Thursday, May 18, 2006

Most Important Ingredient in Cooking!

Can anyone guess what is the most important ingredient in cooking?

Yes, you are absolutely right! The most important ingredient is "L-O-V-E". Without love, you can still whip up a dish, but your food may be just edible lacking that vital "oomph" that satiates the appetite of the person consuming it.

I love all the food that my siblings cook for me. I know they love me very much and whatever they cook will definitely taste great!

I remember the very first time I cooked dinner for my landlord and his family to thank them for taking good care of me for one year when I was a boarder in their lovely home. For one year, I had not bothered to learn to cook as Anne Smith was a good cook and I learnt to appreciate Western food and desserts. Anne's Yorkshire pudding and trifles were excellent and made a Malaysian student studying in Alberta, happy and contented.

I started preparing the food at eight in the morning, and only completed cooking at 6.00p.m. I tried to recall the dishes that mom had cooked, and guessed at the ingredients and cooking method. Dr. Smith and his wife thought the food was good. I guess what saved me was the love in my heart in wanting to make the lovely couple happy. Whatever I lacked in skill, I made up for it with love! That is why the dishes turned out to be quite tasty after all. My legs ached terribly at night, but I was blissful!

It is interesting that in the Korean TV serial, "Jewel in the Palace", love was also mentioned as a vital ingredient in the art of cooking!

Bon Appetit! Buon appetito! Enjoy your cooking and your food, everyone!

Gan Chau :-)

5 comments:

thanh7580 said...

I was going to say the most important ingredient is lots of MSG hehehe :-), but you're probably right, L.O.V.E LOVE (sing it with me Choo) is probably more important. Although I think MSG might come a close second.

afrobev said...

I agree with that one hundred percent! My mother's cooking always tasted that little bit better because of the extra LOVE she put into making it. I am starting to LOVE cooking at the moment and I think it tends to come out when you are eating it. Especially if you are cooking for that someone special.

Take it easy
James (Afrobev)

The Oriental Express said...

Thanh, a good guess. I have never used msg in my cooking. When I cook fried Hokkien mee or steamed yam cake, I make stock from the ikan bilis (anchovies).

Glad to say that now my cooking speed has impoved tremendously since my university days in Canada.
Now I can whip a reasonably good dinner for 8 within one hour!

Mm..mmmm... can imagine your mouth watering. so get a plane ticket and fly over to Singapore. Be my guest. Remember the Imperial Banquet I promised to cook for you for being so helpful to me in my ignorance on computers?

Choo Choo

The Oriental Express said...

Wow! Your lucky girlfried/wife. What is your race, Afrobev?

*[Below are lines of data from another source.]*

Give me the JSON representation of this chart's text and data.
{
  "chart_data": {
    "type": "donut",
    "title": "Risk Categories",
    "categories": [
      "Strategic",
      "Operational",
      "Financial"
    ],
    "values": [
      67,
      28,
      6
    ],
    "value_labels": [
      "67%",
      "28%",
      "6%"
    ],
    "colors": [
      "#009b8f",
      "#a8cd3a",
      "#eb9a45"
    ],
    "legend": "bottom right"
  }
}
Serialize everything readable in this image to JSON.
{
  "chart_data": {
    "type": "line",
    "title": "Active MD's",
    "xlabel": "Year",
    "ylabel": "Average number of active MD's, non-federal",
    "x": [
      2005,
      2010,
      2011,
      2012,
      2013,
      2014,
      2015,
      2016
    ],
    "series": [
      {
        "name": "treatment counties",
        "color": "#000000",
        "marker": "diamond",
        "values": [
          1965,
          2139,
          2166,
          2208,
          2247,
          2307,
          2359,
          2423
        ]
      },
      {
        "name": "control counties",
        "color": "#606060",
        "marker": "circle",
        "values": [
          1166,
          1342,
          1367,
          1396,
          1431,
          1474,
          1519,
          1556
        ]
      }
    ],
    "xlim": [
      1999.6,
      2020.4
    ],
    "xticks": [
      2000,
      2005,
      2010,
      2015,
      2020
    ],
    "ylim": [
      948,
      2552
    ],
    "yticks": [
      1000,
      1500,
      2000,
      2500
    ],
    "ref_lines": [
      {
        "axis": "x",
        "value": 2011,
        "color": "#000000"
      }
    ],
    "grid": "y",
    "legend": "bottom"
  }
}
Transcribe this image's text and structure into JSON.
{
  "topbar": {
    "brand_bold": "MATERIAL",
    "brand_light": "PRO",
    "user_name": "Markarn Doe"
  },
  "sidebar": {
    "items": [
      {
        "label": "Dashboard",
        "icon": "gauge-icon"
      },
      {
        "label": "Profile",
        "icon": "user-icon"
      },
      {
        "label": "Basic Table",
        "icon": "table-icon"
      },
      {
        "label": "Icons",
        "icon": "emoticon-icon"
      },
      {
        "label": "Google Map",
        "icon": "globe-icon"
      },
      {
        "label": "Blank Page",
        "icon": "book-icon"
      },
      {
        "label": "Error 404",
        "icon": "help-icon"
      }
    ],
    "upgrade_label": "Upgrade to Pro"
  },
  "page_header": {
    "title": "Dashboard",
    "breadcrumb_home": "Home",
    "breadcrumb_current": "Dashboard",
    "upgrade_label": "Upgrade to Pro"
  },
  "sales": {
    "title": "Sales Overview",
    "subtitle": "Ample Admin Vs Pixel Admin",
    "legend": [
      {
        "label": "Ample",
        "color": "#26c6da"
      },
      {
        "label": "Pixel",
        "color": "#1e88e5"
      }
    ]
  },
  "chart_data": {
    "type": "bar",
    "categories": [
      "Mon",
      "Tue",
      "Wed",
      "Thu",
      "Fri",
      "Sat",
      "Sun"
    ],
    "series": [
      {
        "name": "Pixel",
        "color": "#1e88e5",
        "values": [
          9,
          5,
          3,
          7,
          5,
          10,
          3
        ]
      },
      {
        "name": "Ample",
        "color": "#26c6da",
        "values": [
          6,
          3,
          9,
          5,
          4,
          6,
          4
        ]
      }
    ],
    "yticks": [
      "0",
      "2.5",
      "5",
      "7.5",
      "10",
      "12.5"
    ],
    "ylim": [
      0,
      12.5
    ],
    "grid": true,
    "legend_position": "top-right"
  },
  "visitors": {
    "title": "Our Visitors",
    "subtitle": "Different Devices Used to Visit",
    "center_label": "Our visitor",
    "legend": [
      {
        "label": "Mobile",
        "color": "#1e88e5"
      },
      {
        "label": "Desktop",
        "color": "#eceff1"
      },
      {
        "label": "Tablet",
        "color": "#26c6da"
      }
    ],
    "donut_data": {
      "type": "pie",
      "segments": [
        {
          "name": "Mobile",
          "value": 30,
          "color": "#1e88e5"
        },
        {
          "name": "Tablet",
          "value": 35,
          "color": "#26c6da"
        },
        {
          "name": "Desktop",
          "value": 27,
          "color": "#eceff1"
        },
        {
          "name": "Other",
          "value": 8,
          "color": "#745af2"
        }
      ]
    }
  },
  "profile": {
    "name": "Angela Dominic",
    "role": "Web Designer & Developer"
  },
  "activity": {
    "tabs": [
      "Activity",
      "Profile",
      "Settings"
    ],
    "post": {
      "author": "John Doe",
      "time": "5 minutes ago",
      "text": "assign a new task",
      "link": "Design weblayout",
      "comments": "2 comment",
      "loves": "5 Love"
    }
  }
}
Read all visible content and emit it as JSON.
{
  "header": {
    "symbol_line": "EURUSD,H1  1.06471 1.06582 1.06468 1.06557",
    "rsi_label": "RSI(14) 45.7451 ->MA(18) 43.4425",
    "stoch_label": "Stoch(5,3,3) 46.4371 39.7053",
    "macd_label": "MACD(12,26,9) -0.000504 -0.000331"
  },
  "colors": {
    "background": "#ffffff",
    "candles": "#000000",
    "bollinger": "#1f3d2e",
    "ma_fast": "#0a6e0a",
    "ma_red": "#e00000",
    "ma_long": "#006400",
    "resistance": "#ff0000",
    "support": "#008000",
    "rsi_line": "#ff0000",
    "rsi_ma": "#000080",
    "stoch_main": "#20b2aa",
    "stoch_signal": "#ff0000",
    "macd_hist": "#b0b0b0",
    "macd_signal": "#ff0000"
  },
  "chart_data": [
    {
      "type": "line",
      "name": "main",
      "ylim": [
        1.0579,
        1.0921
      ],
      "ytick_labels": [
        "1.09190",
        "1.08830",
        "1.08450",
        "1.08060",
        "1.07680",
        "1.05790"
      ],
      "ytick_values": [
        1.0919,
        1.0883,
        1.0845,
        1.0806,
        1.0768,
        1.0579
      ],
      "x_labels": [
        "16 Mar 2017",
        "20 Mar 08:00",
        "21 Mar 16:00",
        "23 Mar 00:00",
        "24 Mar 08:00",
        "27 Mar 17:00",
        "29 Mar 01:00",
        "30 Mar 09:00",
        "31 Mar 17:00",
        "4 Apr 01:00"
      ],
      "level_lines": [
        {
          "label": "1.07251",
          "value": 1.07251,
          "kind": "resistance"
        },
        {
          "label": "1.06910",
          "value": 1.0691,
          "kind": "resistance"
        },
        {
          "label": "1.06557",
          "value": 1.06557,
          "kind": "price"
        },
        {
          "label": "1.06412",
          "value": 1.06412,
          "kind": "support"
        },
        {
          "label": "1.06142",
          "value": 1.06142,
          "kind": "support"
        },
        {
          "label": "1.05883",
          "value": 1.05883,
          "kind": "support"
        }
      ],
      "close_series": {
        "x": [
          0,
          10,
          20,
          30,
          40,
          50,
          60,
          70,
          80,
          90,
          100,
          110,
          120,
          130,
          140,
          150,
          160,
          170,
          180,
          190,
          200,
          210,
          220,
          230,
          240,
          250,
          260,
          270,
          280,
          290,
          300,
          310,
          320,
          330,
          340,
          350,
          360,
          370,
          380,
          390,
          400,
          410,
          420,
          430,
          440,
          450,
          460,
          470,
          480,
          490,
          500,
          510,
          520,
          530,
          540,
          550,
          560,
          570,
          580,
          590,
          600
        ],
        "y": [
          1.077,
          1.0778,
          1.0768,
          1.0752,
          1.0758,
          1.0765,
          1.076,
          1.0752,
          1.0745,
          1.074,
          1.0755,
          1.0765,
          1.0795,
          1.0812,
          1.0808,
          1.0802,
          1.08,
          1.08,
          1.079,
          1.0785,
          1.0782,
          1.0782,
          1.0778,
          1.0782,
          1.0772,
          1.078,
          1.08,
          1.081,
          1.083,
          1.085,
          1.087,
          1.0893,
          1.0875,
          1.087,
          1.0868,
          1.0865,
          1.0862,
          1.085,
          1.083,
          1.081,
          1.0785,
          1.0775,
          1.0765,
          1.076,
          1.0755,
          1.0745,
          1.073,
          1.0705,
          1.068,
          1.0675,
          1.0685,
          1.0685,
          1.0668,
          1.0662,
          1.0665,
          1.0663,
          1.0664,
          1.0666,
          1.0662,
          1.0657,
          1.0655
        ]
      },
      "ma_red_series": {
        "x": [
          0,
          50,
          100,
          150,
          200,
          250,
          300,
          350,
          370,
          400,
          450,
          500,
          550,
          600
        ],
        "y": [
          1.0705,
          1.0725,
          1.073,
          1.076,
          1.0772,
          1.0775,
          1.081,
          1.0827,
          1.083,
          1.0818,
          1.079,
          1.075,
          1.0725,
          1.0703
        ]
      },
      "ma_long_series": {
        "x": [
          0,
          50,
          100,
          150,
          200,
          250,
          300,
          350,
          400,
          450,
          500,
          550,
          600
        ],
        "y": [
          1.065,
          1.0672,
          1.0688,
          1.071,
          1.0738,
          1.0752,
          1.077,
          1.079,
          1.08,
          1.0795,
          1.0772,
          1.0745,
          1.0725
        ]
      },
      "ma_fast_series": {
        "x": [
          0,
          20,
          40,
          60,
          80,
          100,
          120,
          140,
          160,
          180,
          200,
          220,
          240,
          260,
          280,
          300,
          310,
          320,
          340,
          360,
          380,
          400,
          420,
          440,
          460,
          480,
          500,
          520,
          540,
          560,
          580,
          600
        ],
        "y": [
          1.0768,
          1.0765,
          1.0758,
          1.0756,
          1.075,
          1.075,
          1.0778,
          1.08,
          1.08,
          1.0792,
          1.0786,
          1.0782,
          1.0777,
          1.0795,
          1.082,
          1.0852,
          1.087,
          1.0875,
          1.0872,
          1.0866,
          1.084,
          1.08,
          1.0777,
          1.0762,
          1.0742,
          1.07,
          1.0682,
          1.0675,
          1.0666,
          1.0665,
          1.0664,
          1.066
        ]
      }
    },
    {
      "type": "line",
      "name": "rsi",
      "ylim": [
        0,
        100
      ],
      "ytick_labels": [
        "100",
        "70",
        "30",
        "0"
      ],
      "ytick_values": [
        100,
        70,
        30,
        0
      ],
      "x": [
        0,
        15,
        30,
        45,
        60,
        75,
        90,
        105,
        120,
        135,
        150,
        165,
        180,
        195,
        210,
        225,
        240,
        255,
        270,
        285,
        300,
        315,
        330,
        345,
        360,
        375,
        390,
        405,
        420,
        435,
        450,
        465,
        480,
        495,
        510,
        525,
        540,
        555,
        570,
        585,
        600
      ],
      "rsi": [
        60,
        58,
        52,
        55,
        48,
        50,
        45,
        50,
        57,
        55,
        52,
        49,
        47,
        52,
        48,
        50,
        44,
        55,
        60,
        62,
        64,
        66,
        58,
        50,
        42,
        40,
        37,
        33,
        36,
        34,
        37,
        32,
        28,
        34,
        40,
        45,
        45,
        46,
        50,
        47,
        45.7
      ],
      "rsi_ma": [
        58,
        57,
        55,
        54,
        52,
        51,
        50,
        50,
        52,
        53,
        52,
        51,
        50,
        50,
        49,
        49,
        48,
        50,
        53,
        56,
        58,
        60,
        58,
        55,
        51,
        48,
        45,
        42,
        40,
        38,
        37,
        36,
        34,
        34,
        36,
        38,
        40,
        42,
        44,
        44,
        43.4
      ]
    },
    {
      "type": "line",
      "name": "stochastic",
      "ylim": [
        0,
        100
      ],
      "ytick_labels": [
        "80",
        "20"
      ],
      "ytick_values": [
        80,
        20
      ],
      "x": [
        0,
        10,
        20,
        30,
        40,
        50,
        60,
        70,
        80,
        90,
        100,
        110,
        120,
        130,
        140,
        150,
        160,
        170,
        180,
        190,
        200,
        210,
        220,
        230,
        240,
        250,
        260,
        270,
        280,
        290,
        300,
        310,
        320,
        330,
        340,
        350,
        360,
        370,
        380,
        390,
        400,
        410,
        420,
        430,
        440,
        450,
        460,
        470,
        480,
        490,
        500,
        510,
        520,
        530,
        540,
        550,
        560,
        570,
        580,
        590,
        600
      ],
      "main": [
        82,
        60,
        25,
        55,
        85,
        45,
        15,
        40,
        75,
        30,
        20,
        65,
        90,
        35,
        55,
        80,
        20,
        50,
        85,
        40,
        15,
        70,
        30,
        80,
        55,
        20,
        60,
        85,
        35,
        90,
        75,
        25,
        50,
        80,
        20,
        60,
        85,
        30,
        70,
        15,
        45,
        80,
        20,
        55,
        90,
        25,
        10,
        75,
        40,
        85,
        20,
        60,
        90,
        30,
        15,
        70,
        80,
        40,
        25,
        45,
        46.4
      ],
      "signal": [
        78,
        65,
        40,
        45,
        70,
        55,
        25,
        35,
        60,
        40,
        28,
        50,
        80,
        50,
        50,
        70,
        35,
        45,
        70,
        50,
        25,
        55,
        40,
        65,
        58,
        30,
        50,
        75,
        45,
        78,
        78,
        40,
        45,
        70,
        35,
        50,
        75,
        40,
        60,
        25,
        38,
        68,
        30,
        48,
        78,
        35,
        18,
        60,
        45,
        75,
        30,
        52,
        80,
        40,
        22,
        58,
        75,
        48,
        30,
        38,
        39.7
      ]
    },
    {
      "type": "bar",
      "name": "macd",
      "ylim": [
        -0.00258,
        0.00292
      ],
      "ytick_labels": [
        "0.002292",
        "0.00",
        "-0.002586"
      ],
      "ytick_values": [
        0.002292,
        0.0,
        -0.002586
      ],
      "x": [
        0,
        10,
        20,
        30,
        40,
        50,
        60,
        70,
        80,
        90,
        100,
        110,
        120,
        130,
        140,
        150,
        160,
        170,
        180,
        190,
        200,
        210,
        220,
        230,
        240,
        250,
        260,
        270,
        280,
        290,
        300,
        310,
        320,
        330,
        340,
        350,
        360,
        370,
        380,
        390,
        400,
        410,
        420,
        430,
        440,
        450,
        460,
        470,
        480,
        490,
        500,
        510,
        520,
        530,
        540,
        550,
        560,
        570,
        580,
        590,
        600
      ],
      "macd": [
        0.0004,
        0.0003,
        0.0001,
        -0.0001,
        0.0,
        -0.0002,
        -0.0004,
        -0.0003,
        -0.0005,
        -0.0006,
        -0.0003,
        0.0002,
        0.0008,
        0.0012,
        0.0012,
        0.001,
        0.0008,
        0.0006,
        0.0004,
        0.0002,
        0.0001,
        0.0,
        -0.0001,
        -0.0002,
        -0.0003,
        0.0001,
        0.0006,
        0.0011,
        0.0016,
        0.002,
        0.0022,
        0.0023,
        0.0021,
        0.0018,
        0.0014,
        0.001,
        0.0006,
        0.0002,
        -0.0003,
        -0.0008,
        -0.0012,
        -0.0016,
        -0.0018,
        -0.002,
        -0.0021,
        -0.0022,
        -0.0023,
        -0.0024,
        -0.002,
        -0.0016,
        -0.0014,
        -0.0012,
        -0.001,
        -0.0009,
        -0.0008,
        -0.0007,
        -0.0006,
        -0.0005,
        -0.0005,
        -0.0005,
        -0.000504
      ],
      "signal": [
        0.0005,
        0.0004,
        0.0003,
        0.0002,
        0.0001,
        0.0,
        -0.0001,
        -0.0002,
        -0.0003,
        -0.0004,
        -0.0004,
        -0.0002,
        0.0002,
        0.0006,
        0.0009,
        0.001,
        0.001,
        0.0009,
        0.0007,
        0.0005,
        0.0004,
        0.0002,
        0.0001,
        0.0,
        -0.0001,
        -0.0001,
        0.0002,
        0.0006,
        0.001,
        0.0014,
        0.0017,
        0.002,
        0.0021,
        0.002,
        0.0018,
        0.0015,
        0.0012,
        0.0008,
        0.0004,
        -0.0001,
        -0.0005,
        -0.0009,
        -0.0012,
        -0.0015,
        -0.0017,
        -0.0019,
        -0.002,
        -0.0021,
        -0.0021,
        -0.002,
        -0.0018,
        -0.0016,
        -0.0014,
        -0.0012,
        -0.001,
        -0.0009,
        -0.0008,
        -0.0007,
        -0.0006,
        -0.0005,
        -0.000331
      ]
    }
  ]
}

I am a Straits Settlement Chinese or what they call a nonya in Singapore. Nonyas are reputed to be meticulous cooks. Mom would never allow me to help her at all, for she was afraid I would not be able to cut the vegetables finely.

Hence I had to struggle with cooking in Canada. Made my first pot of coffee with whole coffee beans!! Now I am a chef! This is the beauty of learning! I always say that if Choo can cook, anybody also can.

Glad you like cooking too. Keep it up!

Choo Choo

afrobev said...

I am Welsh. Which you probably know is a seperate little country next to England that has a big bridge in between them (its free to get into England but you have to pay to get into Wales I reckon thats the difference ha ha). I suppose I could call myself British which is easier but my both my parents were Welsh and three of my grandparents were Welsh and one was English. So I like to class myself as a thoroughbred Welshman. Home Cooking is quite big over here and I was brought up on food that had the motherly love that you are talking about. There was always something different about any food my mother or grandmother ever cooked for me and the only cooking that I really, truly enjoy now is my long term girlfriend's cooking. weird isn't it? But I suppose you get used to a certain style or something.